500 Dollar hatte ich, denn wir hatten gerade unsere Wohnung verkauft und ein kleines Haus gekauft. Mit diesen 500 Dollar sollte unser Schlafzimmer eingerichtet werden. (Man muss vielleicht erwähnen, dass 500 Dollar hier sehr viel mehr sind als in Deutschland. Das Monatsgehalt eines Polizisten liegt zwischen 150 und 200 Dollar). Meine Frau verstand gleich, was Sache ist und fand es völlig in Ordnung, auf Matratzen zu schlafen. Wir sind sofort los, ich mit meinen 500 Dollar in der Tasche und nervöser als vor meiner Hochzeit.
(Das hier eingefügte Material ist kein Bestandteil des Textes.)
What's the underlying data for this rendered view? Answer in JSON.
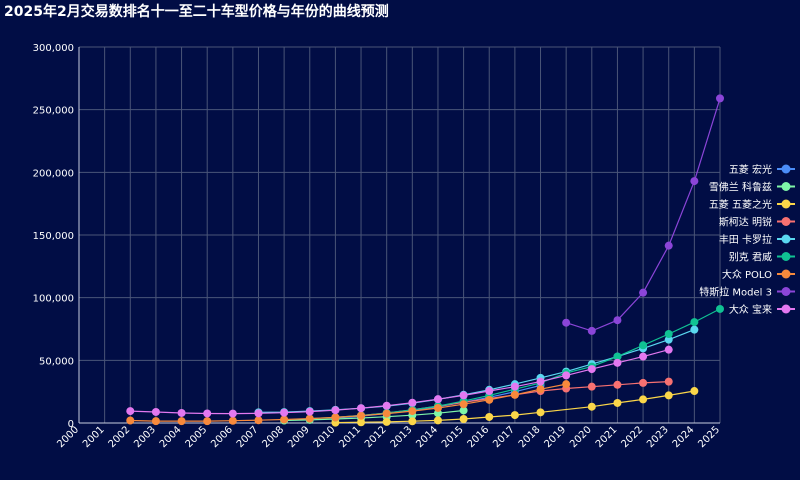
{
  "chart_data": {
    "type": "line",
    "title": "2025年2月交易数排名十一至二十车型价格与年份的曲线预测",
    "x": [
      2000,
      2001,
      2002,
      2003,
      2004,
      2005,
      2006,
      2007,
      2008,
      2009,
      2010,
      2011,
      2012,
      2013,
      2014,
      2015,
      2016,
      2017,
      2018,
      2019,
      2020,
      2021,
      2022,
      2023,
      2024,
      2025
    ],
    "xlim": [
      2000,
      2025
    ],
    "ylim": [
      0,
      300000
    ],
    "yticks": [
      0,
      50000,
      100000,
      150000,
      200000,
      250000,
      300000
    ],
    "ytick_labels": [
      "0",
      "50,000",
      "100,000",
      "150,000",
      "200,000",
      "250,000",
      "300,000"
    ],
    "grid": true,
    "legend_position": "right",
    "series": [
      {
        "name": "五菱 宏光",
        "color": "#4b8df8",
        "points": [
          [
            2010,
            4000
          ],
          [
            2011,
            5500
          ],
          [
            2012,
            7500
          ],
          [
            2013,
            10000
          ],
          [
            2014,
            13000
          ],
          [
            2015,
            16500
          ],
          [
            2016,
            20500
          ],
          [
            2017,
            25000
          ],
          [
            2018,
            30000
          ]
        ]
      },
      {
        "name": "雪佛兰 科鲁兹",
        "color": "#7ef5a8",
        "points": [
          [
            2008,
            2000
          ],
          [
            2009,
            2500
          ],
          [
            2010,
            3200
          ],
          [
            2011,
            4000
          ],
          [
            2012,
            5000
          ],
          [
            2013,
            6200
          ],
          [
            2014,
            7800
          ],
          [
            2015,
            10000
          ]
        ]
      },
      {
        "name": "五菱 五菱之光",
        "color": "#fbd649",
        "points": [
          [
            2010,
            300
          ],
          [
            2011,
            600
          ],
          [
            2012,
            900
          ],
          [
            2013,
            1400
          ],
          [
            2014,
            2100
          ],
          [
            2015,
            3200
          ],
          [
            2016,
            4800
          ],
          [
            2017,
            6300
          ],
          [
            2018,
            8500
          ],
          [
            2020,
            13000
          ],
          [
            2021,
            16000
          ],
          [
            2022,
            18800
          ],
          [
            2023,
            22000
          ],
          [
            2024,
            25500
          ]
        ]
      },
      {
        "name": "斯柯达 明锐",
        "color": "#f87171",
        "points": [
          [
            2010,
            4500
          ],
          [
            2011,
            6000
          ],
          [
            2012,
            8000
          ],
          [
            2013,
            10500
          ],
          [
            2014,
            13500
          ],
          [
            2015,
            16500
          ],
          [
            2016,
            19500
          ],
          [
            2017,
            22500
          ],
          [
            2018,
            25500
          ],
          [
            2019,
            27500
          ],
          [
            2020,
            29000
          ],
          [
            2021,
            30500
          ],
          [
            2022,
            32000
          ],
          [
            2023,
            33000
          ]
        ]
      },
      {
        "name": "丰田 卡罗拉",
        "color": "#5ad8f0",
        "points": [
          [
            2007,
            8500
          ],
          [
            2008,
            8700
          ],
          [
            2009,
            9500
          ],
          [
            2010,
            10500
          ],
          [
            2011,
            11800
          ],
          [
            2012,
            13500
          ],
          [
            2013,
            15800
          ],
          [
            2014,
            18800
          ],
          [
            2015,
            22500
          ],
          [
            2016,
            26500
          ],
          [
            2017,
            31000
          ],
          [
            2018,
            36000
          ],
          [
            2019,
            41000
          ],
          [
            2020,
            47000
          ],
          [
            2021,
            53000
          ],
          [
            2022,
            59500
          ],
          [
            2023,
            66500
          ],
          [
            2024,
            74500
          ]
        ]
      },
      {
        "name": "别克 君威",
        "color": "#10c293",
        "points": [
          [
            2009,
            3500
          ],
          [
            2010,
            4500
          ],
          [
            2011,
            6000
          ],
          [
            2012,
            8000
          ],
          [
            2013,
            10500
          ],
          [
            2014,
            13500
          ],
          [
            2015,
            17500
          ],
          [
            2016,
            22000
          ],
          [
            2017,
            27000
          ],
          [
            2018,
            32000
          ],
          [
            2019,
            40000
          ],
          [
            2020,
            45000
          ],
          [
            2021,
            53000
          ],
          [
            2022,
            62000
          ],
          [
            2023,
            71000
          ],
          [
            2024,
            80500
          ],
          [
            2025,
            91000
          ]
        ]
      },
      {
        "name": "大众 POLO",
        "color": "#f7893c",
        "points": [
          [
            2002,
            2000
          ],
          [
            2003,
            1500
          ],
          [
            2004,
            1500
          ],
          [
            2005,
            1500
          ],
          [
            2006,
            1800
          ],
          [
            2007,
            2200
          ],
          [
            2008,
            2800
          ],
          [
            2009,
            3500
          ],
          [
            2010,
            4500
          ],
          [
            2011,
            5800
          ],
          [
            2012,
            7500
          ],
          [
            2013,
            9500
          ],
          [
            2014,
            12000
          ],
          [
            2015,
            15000
          ],
          [
            2016,
            18500
          ],
          [
            2017,
            22500
          ],
          [
            2018,
            27000
          ],
          [
            2019,
            31000
          ]
        ]
      },
      {
        "name": "特斯拉 Model 3",
        "color": "#8b45d8",
        "points": [
          [
            2019,
            80000
          ],
          [
            2020,
            73500
          ],
          [
            2021,
            82000
          ],
          [
            2022,
            104000
          ],
          [
            2023,
            141500
          ],
          [
            2024,
            193000
          ],
          [
            2025,
            259000
          ]
        ]
      },
      {
        "name": "大众 宝来",
        "color": "#e378f0",
        "points": [
          [
            2002,
            9500
          ],
          [
            2003,
            8800
          ],
          [
            2004,
            8000
          ],
          [
            2005,
            7600
          ],
          [
            2006,
            7500
          ],
          [
            2007,
            7700
          ],
          [
            2008,
            8200
          ],
          [
            2009,
            9000
          ],
          [
            2010,
            10200
          ],
          [
            2011,
            11800
          ],
          [
            2012,
            13800
          ],
          [
            2013,
            16200
          ],
          [
            2014,
            19000
          ],
          [
            2015,
            22000
          ],
          [
            2016,
            25500
          ],
          [
            2017,
            29000
          ],
          [
            2018,
            33000
          ],
          [
            2019,
            38000
          ],
          [
            2020,
            43000
          ],
          [
            2021,
            48000
          ],
          [
            2022,
            53000
          ],
          [
            2023,
            58500
          ]
        ]
      }
    ]
  }
}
In Kasbegi dasselbe Bild. Bassara sieht auf, mich an und nicht mehr weg. Ich stehe mit trockenem Hals und klopfendem Herzen. Temuri, mein Freund, hat mir verboten den Mund aufzutun, er will die Verhandlungen führen. Von 3.000 auf 2.500 Dollar geht relativ schnell, auf 2.000 auch noch, aber dann wird es schwierig. Der Besitzer fragt, ob er den Hund einmal rausbringen soll, Temuri stimmt zu, ich werde schwach.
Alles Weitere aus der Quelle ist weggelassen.